Beresniak concludes: "We aim to work with health policy makers to allow them to benefit from our findings and help them develop an appropriate approach for assessing the most efficient strategies for different epidemic scenarios".

Background to the research and supporting quotes

The project brought together experts in public health, influenza, health economics and computer sciences from ten European countries, who analysed large datasets on past responses.

The project looked at six levels of outbreak severity - from seasonal flu to a severe pandemic.

It examined 18 common public health responses including: sanitation (eg hand washing campaigns), controlling infection spread (eg closing schools), immunisation of different groups, antiviral distribution, and care for the sick.

Finally it looked at how effectively each reduced mortality and morbidity.

Each scenario was then given a 'Cost per Success' ratio. This provides a robust way to compare different scenarios in different situations and allows the development of reliable models.

The project was tested in four pilot European target countries (France, Italy, Poland and Romania).

Dr Pasi Penttinen, Head of disease programme, Influenza and other respiratory viruses, European Centre for Disease Prevention and Control: "We live under the constant threat of a pandemic and we need robust tools in place for proper preparedness.
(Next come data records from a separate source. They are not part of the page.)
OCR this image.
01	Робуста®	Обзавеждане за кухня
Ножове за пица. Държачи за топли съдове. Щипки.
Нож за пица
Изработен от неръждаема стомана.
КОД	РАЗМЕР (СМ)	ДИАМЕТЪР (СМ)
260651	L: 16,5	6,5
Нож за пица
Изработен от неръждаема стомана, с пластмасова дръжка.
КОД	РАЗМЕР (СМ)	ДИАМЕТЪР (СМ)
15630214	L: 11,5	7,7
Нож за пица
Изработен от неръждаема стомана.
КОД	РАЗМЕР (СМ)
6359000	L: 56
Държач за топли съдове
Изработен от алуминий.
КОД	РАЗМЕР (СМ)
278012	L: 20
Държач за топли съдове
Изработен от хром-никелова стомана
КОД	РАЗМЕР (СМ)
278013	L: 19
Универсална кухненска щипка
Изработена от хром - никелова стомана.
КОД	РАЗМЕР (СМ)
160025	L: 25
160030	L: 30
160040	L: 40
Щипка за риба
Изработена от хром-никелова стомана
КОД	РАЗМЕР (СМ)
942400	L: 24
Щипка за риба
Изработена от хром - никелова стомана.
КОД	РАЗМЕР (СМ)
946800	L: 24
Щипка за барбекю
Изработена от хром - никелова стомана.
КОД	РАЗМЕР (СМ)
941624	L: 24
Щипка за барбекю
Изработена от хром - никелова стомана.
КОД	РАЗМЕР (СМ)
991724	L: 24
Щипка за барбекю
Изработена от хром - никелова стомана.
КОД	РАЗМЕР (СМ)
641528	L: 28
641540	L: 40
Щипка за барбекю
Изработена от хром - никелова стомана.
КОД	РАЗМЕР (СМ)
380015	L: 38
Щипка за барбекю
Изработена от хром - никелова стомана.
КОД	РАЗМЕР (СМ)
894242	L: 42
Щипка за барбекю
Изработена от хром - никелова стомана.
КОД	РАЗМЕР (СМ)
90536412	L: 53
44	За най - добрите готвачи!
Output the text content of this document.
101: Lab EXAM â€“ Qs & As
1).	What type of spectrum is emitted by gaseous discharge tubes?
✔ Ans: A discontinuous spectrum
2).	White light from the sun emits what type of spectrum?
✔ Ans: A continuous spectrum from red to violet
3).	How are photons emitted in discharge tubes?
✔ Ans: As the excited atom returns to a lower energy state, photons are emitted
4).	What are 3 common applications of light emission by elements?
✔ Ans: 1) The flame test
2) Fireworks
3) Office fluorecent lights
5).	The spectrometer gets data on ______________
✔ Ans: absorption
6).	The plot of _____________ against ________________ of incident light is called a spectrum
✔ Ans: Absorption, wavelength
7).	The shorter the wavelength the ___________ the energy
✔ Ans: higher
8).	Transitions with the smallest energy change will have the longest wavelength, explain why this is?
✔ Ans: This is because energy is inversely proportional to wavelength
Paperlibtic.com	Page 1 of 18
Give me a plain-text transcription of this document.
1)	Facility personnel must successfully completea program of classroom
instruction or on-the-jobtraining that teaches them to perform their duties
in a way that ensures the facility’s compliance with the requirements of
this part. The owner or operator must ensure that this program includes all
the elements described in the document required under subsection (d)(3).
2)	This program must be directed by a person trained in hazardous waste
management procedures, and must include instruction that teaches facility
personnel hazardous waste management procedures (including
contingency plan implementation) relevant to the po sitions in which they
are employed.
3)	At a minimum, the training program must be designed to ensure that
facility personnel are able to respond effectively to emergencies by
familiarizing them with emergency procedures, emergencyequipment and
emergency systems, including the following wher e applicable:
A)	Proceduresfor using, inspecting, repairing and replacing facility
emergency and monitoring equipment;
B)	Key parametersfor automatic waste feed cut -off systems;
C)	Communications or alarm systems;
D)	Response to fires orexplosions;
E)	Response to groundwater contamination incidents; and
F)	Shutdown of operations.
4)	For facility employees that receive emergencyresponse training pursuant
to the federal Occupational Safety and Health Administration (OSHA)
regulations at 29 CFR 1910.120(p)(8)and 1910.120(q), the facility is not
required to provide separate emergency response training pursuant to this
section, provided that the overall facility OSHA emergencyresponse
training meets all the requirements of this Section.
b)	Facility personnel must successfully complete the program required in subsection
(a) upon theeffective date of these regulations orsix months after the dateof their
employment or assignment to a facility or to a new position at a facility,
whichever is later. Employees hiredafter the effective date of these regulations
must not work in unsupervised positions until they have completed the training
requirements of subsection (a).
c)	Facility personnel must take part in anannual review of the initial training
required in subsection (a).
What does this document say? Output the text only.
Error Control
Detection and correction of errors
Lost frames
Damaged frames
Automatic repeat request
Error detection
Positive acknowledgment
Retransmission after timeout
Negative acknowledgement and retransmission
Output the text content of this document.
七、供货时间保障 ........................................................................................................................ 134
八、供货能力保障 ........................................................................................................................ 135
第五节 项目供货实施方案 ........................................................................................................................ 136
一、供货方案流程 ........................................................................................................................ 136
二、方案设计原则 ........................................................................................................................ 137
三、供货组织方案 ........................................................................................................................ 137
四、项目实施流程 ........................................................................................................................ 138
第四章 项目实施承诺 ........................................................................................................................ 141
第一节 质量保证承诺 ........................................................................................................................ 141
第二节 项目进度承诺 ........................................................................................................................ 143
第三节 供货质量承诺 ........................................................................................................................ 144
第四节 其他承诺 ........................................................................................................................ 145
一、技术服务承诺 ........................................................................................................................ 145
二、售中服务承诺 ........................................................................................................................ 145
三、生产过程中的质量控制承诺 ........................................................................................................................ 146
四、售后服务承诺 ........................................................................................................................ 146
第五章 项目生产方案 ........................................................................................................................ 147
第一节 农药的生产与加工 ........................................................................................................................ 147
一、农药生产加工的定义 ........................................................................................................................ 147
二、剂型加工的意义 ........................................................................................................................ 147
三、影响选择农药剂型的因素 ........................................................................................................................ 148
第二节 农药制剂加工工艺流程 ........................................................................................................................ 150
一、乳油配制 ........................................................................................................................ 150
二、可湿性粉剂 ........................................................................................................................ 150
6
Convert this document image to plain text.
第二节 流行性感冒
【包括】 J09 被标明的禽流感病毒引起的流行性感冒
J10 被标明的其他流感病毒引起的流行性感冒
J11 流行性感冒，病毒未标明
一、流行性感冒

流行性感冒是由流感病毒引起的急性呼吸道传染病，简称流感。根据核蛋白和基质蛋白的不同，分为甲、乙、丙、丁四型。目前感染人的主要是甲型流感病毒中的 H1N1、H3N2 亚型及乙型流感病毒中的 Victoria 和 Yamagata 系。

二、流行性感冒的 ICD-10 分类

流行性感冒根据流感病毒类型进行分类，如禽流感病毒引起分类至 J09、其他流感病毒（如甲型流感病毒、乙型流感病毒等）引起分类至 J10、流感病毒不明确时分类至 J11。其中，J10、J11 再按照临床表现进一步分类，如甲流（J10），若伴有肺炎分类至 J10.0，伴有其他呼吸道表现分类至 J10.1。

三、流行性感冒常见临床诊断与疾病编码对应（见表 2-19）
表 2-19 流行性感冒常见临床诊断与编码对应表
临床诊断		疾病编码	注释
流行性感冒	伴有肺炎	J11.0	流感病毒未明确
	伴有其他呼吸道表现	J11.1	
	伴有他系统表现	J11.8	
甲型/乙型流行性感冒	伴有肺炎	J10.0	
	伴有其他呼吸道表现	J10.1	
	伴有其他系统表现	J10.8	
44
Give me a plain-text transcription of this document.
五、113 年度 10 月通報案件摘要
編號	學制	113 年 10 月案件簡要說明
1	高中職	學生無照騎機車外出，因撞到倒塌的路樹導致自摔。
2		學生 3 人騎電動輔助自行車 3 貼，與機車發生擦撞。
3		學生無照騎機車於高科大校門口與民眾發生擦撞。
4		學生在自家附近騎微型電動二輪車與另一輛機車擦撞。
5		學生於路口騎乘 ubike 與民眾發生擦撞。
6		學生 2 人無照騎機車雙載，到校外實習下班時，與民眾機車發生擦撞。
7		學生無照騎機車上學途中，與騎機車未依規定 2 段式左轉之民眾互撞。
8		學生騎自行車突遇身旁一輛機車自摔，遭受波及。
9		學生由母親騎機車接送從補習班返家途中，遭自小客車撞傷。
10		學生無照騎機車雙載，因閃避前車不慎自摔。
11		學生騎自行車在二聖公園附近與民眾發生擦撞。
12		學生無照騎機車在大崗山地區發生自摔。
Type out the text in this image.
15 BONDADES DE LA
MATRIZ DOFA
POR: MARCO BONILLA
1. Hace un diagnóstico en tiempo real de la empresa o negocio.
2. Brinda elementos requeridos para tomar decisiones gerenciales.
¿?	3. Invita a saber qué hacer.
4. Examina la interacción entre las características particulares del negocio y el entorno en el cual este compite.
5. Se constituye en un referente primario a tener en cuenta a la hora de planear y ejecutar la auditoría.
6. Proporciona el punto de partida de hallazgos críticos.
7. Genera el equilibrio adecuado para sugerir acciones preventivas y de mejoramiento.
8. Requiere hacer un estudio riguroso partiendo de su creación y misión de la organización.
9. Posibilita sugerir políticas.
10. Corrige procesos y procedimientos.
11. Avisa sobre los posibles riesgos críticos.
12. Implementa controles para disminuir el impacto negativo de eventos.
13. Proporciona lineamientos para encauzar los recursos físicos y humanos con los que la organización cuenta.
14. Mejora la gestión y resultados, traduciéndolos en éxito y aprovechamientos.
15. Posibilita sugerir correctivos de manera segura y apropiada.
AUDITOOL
We have not yet appreciated the possibilities which large datasets can offer in healthcare planning, and the Fluresp project is the first step towards effectively harnessing them. Furthermore, its success may provide a systematic approach for developing new evidences in public health decision making."

Dr Sylvie Briand, Pandemic and Epidemic Disease department (PED) Director at the World Health Organisation, and collaborating partner on the project: "Governments must have a regularly updated plan for different scenarios that they can implement when a pandemic looms. Whilst they can't plan for everything, it is very important to define response scenarios in advance so they have a framework to work from."

Dr Jean-Paul Kress, CEO, Sanofi Pasteur MSD: "The Fluresp approach confirms that vaccination programmes against human influenza are effective not only in reducing flu mortality and morbidity, but are also cost effective when targeting the general population".